Passa-se de uma Fé que se baseava da lógica do serviço e do amor a Deus, à uma Fé que privilegia a lógica da sobrevivencia capitalista num mundo que é obra do mal.
Por isso, tantas campanhas para conquistar "território" e impedir a ação dispersiva do "diabo" e do mal no mundo.

Creio que as pessoas não precisam desse tipo de religião..
O fardo de viver já lhes pesa demais.
Elas carecem de uma mensagem diferente:

"Deus não desiste de amar, mesmo quando seus filhos não merecem.

O amor de Deus, independente de acontecimentos exteriores, é leal. 
Nada diminuirá seu compromisso de oferecer o melhor para que seus filhos cresçam, mesmo que para isso venha o sofrimento."

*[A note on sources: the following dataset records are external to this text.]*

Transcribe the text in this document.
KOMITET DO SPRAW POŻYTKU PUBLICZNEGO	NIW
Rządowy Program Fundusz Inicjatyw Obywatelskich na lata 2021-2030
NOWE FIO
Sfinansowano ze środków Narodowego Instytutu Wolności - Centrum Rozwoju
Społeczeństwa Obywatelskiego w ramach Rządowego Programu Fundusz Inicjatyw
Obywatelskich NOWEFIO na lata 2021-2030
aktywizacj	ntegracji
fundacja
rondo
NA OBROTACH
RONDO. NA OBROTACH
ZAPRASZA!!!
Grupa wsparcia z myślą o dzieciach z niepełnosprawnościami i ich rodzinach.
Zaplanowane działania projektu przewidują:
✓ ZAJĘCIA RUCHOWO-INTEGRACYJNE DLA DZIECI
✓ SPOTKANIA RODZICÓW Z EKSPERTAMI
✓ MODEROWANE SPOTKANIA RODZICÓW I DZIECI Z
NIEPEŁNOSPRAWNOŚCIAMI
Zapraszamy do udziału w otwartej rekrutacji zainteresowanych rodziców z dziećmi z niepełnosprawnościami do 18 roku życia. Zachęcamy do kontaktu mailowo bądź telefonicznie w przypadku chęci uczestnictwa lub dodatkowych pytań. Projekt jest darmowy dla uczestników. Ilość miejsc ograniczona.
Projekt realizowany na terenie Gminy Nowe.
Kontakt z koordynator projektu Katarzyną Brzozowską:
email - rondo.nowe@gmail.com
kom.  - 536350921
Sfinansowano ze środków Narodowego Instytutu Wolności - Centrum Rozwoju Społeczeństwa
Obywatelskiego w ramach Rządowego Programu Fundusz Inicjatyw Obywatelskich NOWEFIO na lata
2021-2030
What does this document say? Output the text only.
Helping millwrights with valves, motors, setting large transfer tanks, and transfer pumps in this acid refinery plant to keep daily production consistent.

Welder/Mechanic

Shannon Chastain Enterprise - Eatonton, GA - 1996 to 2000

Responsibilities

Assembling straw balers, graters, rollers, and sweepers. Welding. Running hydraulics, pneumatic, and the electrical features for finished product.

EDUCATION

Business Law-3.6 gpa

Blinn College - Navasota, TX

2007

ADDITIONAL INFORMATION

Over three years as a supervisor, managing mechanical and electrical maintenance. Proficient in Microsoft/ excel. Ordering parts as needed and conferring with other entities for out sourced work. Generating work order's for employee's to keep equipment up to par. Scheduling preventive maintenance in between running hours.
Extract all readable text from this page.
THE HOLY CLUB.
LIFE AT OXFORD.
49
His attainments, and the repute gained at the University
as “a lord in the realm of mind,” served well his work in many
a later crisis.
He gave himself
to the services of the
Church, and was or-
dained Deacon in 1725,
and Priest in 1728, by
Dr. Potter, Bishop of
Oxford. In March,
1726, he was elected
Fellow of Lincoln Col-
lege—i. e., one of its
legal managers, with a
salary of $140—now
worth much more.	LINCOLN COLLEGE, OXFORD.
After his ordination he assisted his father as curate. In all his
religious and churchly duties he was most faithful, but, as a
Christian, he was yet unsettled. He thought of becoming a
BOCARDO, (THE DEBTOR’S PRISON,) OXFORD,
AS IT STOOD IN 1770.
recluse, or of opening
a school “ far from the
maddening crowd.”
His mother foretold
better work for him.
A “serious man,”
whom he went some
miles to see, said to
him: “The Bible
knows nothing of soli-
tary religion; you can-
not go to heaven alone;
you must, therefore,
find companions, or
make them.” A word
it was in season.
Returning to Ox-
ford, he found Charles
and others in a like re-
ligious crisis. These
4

Na parábola do pródigo, o Pai disse ao filho mais velho: “Tudo o que tenho é seu”.
Essa frase precisa ressoar na mente de todos os cristãos, pois ela contém a promessa bíblica de que somos co-herdeiros com Cristo. 


 Segundo Dietrich Bonhoffer, em seu "Tratado sobre a Graça":
 
"Deus não estima as pessoas por sua capacidade de cumprir mandamentos ou alcançar níveis excelentes de santidade. Ele ama gratuitamente".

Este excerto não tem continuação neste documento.